Teresa hesitated. I knew she did not wish to deviate from the subject of Duane Lajoie, but on the other hand Merle Orvis seemed to be speaking an idiom she did not understand. It was as if Teresa felt that she needed to get a working grasp of the local dialect before she could proceed. “What do you mean by ‘shadowed'?”

“You shadow people in some job to see what the requirements are,” Merle Orvis said. For her entire life people in authority had been asking Merle Orvis questions, and every response was tinged with an automatic truculence. “Like if I wanted to be a lawyer, I'd shadow you, you know what I mean? Don't they have shadowing where you're from?”

“I suppose they do,” Teresa said.

“I suppose they do,” Merle Orvis said, in a passable imitation of Teresa's tone. Then, staring at her: “I told Consuela I used to date Kile Purdy's brother Beau, Beau said Kile was so in love with Carlyle—she was Alice then, but just as pretty as she is now. The shit she and Kile did. You ever see
Taxicab Confessions
on TV, people who aren't real famous talk to taxi drivers about what they want to be in life, about fucking and stuff, I think I'd be a natural on
Taxicab Confessions,
I mean, the stuff I know about Duane, and shit.”

“The night that Edgar Parlance was killed . . .”

“Who says they did it?”

“Bryant Gover,” I said.

“They didn't mean it.

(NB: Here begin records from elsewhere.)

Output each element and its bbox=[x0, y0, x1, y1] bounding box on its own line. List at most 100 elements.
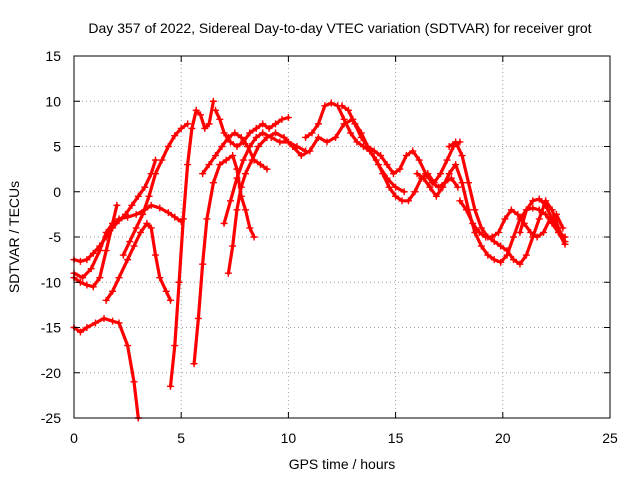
data-point bbox=[510, 256, 518, 264]
data-point bbox=[244, 143, 252, 150]
y-tick-label: 15 bbox=[45, 48, 61, 64]
data-point bbox=[79, 274, 87, 282]
data-point bbox=[164, 143, 172, 150]
series-track-6 bbox=[119, 120, 192, 259]
y-tick-label: 0 bbox=[53, 184, 61, 200]
data-point bbox=[332, 133, 340, 141]
data-point bbox=[475, 228, 483, 236]
data-point bbox=[377, 152, 385, 160]
data-point bbox=[126, 238, 134, 246]
data-point bbox=[347, 129, 355, 137]
data-point bbox=[171, 132, 179, 140]
data-point bbox=[139, 210, 147, 218]
data-point bbox=[143, 219, 151, 227]
data-point bbox=[147, 224, 155, 232]
data-point bbox=[495, 228, 503, 236]
data-point bbox=[147, 201, 155, 209]
data-point bbox=[229, 242, 237, 250]
data-point bbox=[542, 210, 550, 218]
data-point bbox=[555, 228, 563, 236]
data-point bbox=[323, 138, 331, 146]
data-point bbox=[115, 215, 123, 223]
data-point bbox=[192, 106, 200, 114]
y-tick-label: -20 bbox=[41, 365, 61, 381]
data-point bbox=[102, 247, 110, 255]
data-point bbox=[497, 242, 505, 250]
series-track-17 bbox=[456, 197, 567, 241]
data-point bbox=[432, 192, 440, 200]
data-point bbox=[254, 143, 262, 150]
data-point bbox=[265, 124, 273, 132]
data-point bbox=[100, 314, 108, 322]
data-point bbox=[242, 170, 250, 178]
series-track-1 bbox=[70, 314, 142, 422]
data-point bbox=[535, 195, 543, 203]
grid bbox=[74, 56, 610, 418]
data-point bbox=[443, 156, 451, 164]
data-point bbox=[477, 224, 485, 232]
series-track-8 bbox=[190, 152, 258, 368]
y-axis-label: SDTVAR / TECUs bbox=[6, 181, 22, 293]
data-point bbox=[252, 124, 260, 132]
data-point bbox=[452, 161, 460, 169]
series-path bbox=[121, 122, 190, 257]
data-point bbox=[233, 174, 241, 182]
data-point bbox=[259, 129, 267, 137]
data-point bbox=[158, 156, 166, 164]
data-point bbox=[426, 183, 434, 191]
x-tick-label: 25 bbox=[602, 430, 618, 446]
data-point bbox=[151, 156, 159, 164]
data-point bbox=[128, 201, 136, 209]
data-point bbox=[422, 170, 430, 178]
data-point bbox=[533, 233, 541, 241]
data-point bbox=[96, 247, 104, 255]
data-point bbox=[284, 114, 292, 122]
data-point bbox=[490, 256, 498, 264]
data-point bbox=[145, 192, 153, 200]
data-point bbox=[400, 188, 408, 196]
ticks bbox=[73, 55, 611, 419]
series-track-15 bbox=[413, 161, 569, 266]
data-point bbox=[109, 287, 117, 295]
data-point bbox=[242, 206, 250, 214]
data-point bbox=[464, 179, 472, 187]
data-point bbox=[141, 183, 149, 191]
series-path bbox=[72, 316, 140, 420]
data-point bbox=[402, 152, 410, 160]
data-point bbox=[87, 265, 95, 273]
data-point bbox=[503, 247, 511, 255]
data-point bbox=[454, 183, 462, 191]
series-track-14 bbox=[338, 102, 462, 191]
data-point bbox=[338, 102, 346, 110]
data-point bbox=[507, 206, 515, 214]
data-point bbox=[522, 206, 530, 214]
data-point bbox=[166, 296, 174, 304]
data-point bbox=[529, 204, 537, 212]
data-point bbox=[212, 106, 220, 114]
data-point bbox=[516, 260, 524, 268]
data-point bbox=[548, 215, 556, 223]
series-track-16 bbox=[445, 138, 569, 268]
data-point bbox=[229, 152, 237, 160]
data-point bbox=[548, 206, 556, 214]
data-point bbox=[542, 201, 550, 209]
data-point bbox=[321, 102, 329, 110]
data-point bbox=[119, 251, 127, 259]
data-point bbox=[246, 129, 254, 137]
y-tick-label: -10 bbox=[41, 274, 61, 290]
data-point bbox=[490, 238, 498, 246]
series-path bbox=[104, 221, 173, 302]
series-track-9 bbox=[212, 106, 292, 150]
data-point bbox=[203, 215, 211, 223]
data-point bbox=[166, 382, 174, 390]
data-point bbox=[344, 106, 352, 114]
y-tick-label: 10 bbox=[45, 93, 61, 109]
data-point bbox=[392, 192, 400, 200]
data-point bbox=[130, 378, 138, 386]
data-point bbox=[196, 111, 204, 119]
data-point bbox=[445, 170, 453, 178]
data-point bbox=[280, 133, 288, 141]
data-point bbox=[89, 283, 97, 291]
data-point bbox=[327, 99, 335, 107]
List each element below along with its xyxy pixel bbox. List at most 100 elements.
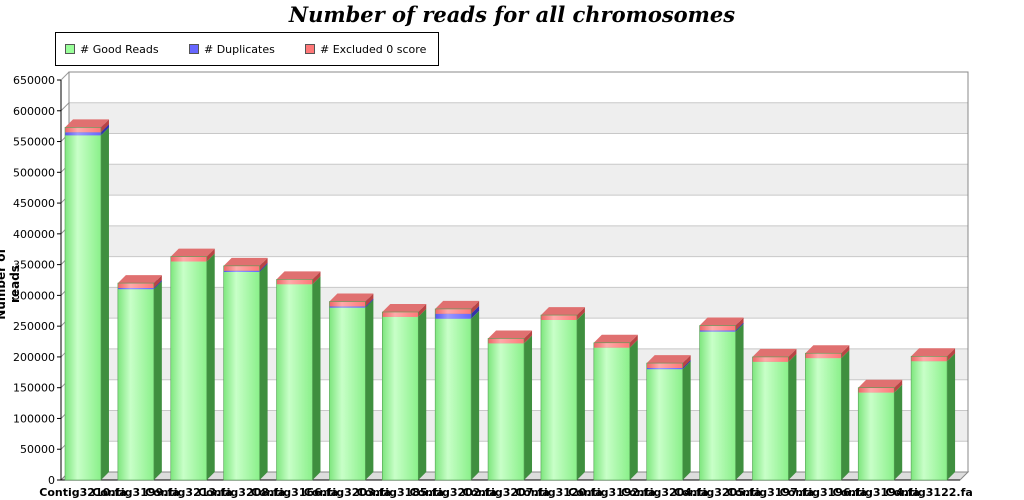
legend-label-excluded: # Excluded 0 score — [320, 43, 427, 56]
bar-outline — [276, 279, 313, 481]
bar-excluded — [65, 119, 109, 133]
bar-front-excluded — [329, 301, 366, 307]
x-tick-label: Contig3197.fa — [727, 486, 814, 499]
bar-good-reads — [117, 281, 162, 480]
bar-side-excluded — [682, 355, 691, 368]
bar-front-excluded — [593, 342, 630, 348]
y-tick-label: 250000 — [13, 320, 55, 333]
bar-side-excluded — [788, 348, 797, 362]
bar-top-excluded — [699, 317, 744, 326]
bar-front-excluded — [276, 279, 313, 285]
bar-side-good-reads — [894, 384, 903, 480]
legend-item-excluded: # Excluded 0 score — [305, 43, 426, 56]
bar-front-excluded — [117, 283, 154, 288]
bar-front-excluded — [540, 315, 577, 320]
bar-outline — [752, 356, 789, 481]
bar-front-good-reads — [329, 307, 366, 480]
bar-side-good-reads — [259, 264, 268, 480]
legend-swatch-excluded — [305, 44, 315, 54]
bar-side-good-reads — [682, 361, 691, 480]
bar-top-excluded — [170, 248, 215, 257]
bar-side-duplicates — [259, 262, 268, 272]
x-tick-label: Contig3120.fa — [515, 486, 602, 499]
bar-excluded — [805, 345, 850, 359]
bar-excluded — [699, 317, 744, 331]
x-tick-label: Contig3196.fa — [780, 486, 867, 499]
bar-good-reads — [382, 308, 427, 480]
bar-side-good-reads — [153, 281, 162, 480]
bar-side-excluded — [947, 348, 956, 362]
x-tick-label: Contig3208.fa — [198, 486, 285, 499]
bar-front-good-reads — [435, 318, 472, 480]
bar-front-good-reads — [382, 316, 419, 480]
bar-outline — [857, 387, 895, 481]
bar-good-reads — [276, 276, 321, 480]
grid-band — [69, 102, 968, 134]
bar-front-good-reads — [805, 358, 842, 480]
bar-front-good-reads — [699, 331, 736, 480]
bar-side-good-reads — [629, 339, 638, 480]
y-tick-label: 0 — [48, 474, 55, 487]
y-tick-label: 600000 — [13, 105, 55, 118]
bar-top-excluded — [540, 307, 585, 316]
bar-good-reads — [329, 299, 374, 480]
x-tick-label: Contig3185.fa — [357, 486, 444, 499]
bar-top-excluded — [329, 293, 374, 302]
legend-label-duplicates: # Duplicates — [204, 43, 275, 56]
bar-top-excluded — [65, 119, 109, 128]
y-tick-label: 400000 — [13, 228, 55, 241]
bar-good-reads — [911, 353, 956, 480]
bar-outline — [223, 265, 260, 481]
bar-side-excluded — [206, 248, 215, 262]
bar-good-reads — [752, 353, 797, 480]
grid-band — [69, 72, 968, 103]
y-tick-label: 100000 — [13, 412, 55, 425]
bar-good-reads — [699, 323, 744, 480]
bar-excluded — [223, 257, 268, 271]
grid-band — [69, 164, 968, 196]
bar-top-excluded — [488, 330, 533, 339]
bar-outline — [381, 311, 419, 481]
grid-band — [69, 287, 968, 319]
bar-side-good-reads — [312, 276, 321, 480]
bar-front-excluded — [911, 356, 948, 362]
bar-front-good-reads — [117, 289, 154, 480]
x-tick-label: Contig3213.fa — [145, 486, 232, 499]
bar-front-excluded — [170, 256, 207, 262]
x-tick-label: Contig3194.fa — [833, 486, 920, 499]
bar-side-excluded — [153, 275, 162, 288]
bar-outline — [117, 282, 155, 481]
bar-side-excluded — [100, 119, 109, 133]
y-tick-label: 500000 — [13, 166, 55, 179]
bar-front-duplicates — [329, 306, 366, 308]
bar-side-duplicates — [153, 280, 162, 290]
x-tick-label: Contig3204.fa — [621, 486, 708, 499]
grid-band — [69, 195, 968, 226]
bar-good-reads — [858, 384, 903, 480]
x-tick-label: Contig3199.fa — [92, 486, 179, 499]
grid-band — [69, 133, 968, 165]
x-tick-label: Contig3122.fa — [885, 486, 972, 499]
bar-outline — [434, 308, 472, 481]
bar-top-excluded — [805, 345, 850, 354]
bar-good-reads — [805, 350, 850, 480]
x-tick-label: Contig3192.fa — [568, 486, 655, 499]
bar-side-excluded — [524, 330, 533, 344]
bar-side-good-reads — [841, 350, 850, 480]
bar-outline — [646, 362, 683, 481]
y-tick-label: 300000 — [13, 289, 55, 302]
bar-side-excluded — [629, 334, 638, 348]
bar-excluded — [646, 355, 691, 368]
bar-front-good-reads — [646, 369, 683, 480]
bar-top-excluded — [382, 304, 427, 312]
bar-excluded — [117, 275, 162, 288]
bar-side-duplicates — [471, 305, 480, 319]
bar-outline — [540, 314, 578, 481]
bar-side-good-reads — [576, 312, 585, 480]
bar-top-excluded — [117, 275, 162, 284]
x-tick-label: Contig3166.fa — [251, 486, 338, 499]
y-tick-label: 200000 — [13, 351, 55, 364]
bar-front-excluded — [382, 312, 419, 317]
x-tick-label: Contig3207.fa — [462, 486, 549, 499]
bar-excluded — [593, 334, 638, 348]
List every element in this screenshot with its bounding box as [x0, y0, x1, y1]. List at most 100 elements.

It was like a plane crash or a car accident. It just got out of hand. Duane is such a nice person. Most of the time.”

“What time exactly did Duane arrive here that night.”

“That fucking sheriff asked me that same thing. He treated me all snotty like. He's so hateful. He ain't going to get my vote next election.”

“One o'clock? Two o'clock?”

“Three. Four. I can't remember. You sound like that fucking sheriff.”

Boy said, “Titty.”

“Fuck you, Baby. You're not hungry. You just like fooling around with my boobs. Go see Lester. Lester, turn on the TV, watch it with Baby, do something fucking useful for a change around here. I'm talking to these people going to send me to manicure college.”

“Let's say it was four a.m.,” Teresa said.

“Closer to three,” Merle Orvis said.

“And what did he say?”

Merle Orvis mouthed the words. “He wanted to fuck.”

“Did you?” I said.

“No fucking way. I had the rag on.”

“So what happened?”

Again Merle mouthed the words. “I gave him a blow job.” And then in her normal resentful voice, “It took like fucking forever. It was like sucking spaghetti, you know what I mean?” She made a slurping noise as if she were drawing spaghetti strands into her mouth.

I wondered if Teresa would nod, but her expression did not change. She waited until Merle finished her slurp, then asked, “Is there anything he wanted you to say?”